Personal Information of Nearly 900,000 Banking Customers of Three Major Russian Banks Leaked Online

• Customer data belonging to OTP Bank, Alfa Bank, and HCF Bank have been made publicly available on the internet.
• The data includes customer names, phone numbers, addresses, credit limit, passport details, and in some cases the place of work, year of birth, passport data, and account balance.

What is the issue?

Three major private banks in Russia, OTP Bank, Alfa Bank, and HCF Bank had its customer data leaked online.

OTP Bank data leak

A publicly available database listed as OTP Bank contained personal data of almost 800,000 clients including names, phone numbers, addresses, approved credit limit, work notes on how the contact with the client was passed.
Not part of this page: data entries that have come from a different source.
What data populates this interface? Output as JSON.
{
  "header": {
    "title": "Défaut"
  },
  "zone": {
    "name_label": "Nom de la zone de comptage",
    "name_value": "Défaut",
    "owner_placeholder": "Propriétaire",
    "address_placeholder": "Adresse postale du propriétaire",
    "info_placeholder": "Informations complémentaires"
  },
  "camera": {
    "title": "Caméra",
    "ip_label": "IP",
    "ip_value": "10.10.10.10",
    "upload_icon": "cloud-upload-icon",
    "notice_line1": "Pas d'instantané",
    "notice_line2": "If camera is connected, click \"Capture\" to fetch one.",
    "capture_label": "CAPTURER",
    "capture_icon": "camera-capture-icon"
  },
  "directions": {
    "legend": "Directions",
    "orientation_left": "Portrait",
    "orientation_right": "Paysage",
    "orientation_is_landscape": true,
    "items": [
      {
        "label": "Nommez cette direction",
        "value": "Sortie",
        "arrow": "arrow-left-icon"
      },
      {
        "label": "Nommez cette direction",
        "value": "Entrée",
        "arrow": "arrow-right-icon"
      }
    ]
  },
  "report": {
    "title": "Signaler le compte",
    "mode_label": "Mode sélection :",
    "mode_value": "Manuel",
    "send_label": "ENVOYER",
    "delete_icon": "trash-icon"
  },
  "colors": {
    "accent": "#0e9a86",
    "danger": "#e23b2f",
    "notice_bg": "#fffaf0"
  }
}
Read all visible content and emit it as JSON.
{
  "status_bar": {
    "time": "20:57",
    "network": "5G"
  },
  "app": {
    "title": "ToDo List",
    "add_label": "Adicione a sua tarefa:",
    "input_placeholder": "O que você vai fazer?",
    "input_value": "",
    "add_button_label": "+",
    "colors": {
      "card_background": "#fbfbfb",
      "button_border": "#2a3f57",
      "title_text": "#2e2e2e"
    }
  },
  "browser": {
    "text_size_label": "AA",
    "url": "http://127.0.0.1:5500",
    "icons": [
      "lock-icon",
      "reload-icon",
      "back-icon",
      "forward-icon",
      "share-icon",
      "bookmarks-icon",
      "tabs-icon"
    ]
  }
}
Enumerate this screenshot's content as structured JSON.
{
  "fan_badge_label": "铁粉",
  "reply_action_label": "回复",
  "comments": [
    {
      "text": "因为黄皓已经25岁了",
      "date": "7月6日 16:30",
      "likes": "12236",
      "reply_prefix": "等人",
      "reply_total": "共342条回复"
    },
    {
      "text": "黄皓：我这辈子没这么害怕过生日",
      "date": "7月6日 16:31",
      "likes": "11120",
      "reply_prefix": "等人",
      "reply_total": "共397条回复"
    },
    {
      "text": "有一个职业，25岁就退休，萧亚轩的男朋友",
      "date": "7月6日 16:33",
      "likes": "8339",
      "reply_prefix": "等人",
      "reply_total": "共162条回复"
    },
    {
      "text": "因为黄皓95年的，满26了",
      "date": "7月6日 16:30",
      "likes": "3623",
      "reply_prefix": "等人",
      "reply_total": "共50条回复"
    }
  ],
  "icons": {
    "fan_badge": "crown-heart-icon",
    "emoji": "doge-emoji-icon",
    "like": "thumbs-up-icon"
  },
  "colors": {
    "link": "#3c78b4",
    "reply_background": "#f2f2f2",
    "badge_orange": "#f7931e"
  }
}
The information in the database dated back to 2013.

“There is no information leakage recorded in our bank, and the origin of this database is unknown to us,” OTP Bank said, Kommersant reported.

HCF Bank data leak

Another unsecured database that contained data of HCF bank held almost 24,400 customers’ personal information including names, passport details, phone numbers, addresses, and credit limit.

• The addresses of customers in the database indicated that most of the customers live in Volgograd city.
• Kommersant contacted the customers mentioned in the database and confirmed that they had taken a loan from the HCF Bank.

“The origin of the data in the specified file is unknown to the bank, but we will take steps to establish it,” HCF bank said.

Alfa Bank data leak

DeviceLock uncovered two databases that contain customer data of Alfa Bank.

• The first database included personal data of over 55,000 customers including names, phone numbers, addresses, and place of work.
• The second database contained just 504 entries that included the year of birth, passport data, and account balance limited to 130,000 –160,000 rubles (USD 2000 - 2500).

The information in the first database dated back to 2014-2015, while the second database included recent information with entries between 2018 and 2019. The addresses of customers in the first database hinted that all customers live in the Northwestern Federal District working in either private companies, the Federal Security Service, or the Ministry of Internal Affairs.

Ashot Oganesyan, Founder of DeviceLock, noted that the Alfa Bank database might have leaked in 2014 when the bank executed mass layoffs of its IT staff. Some disgruntled IT insiders could have stolen the database and dumped them online.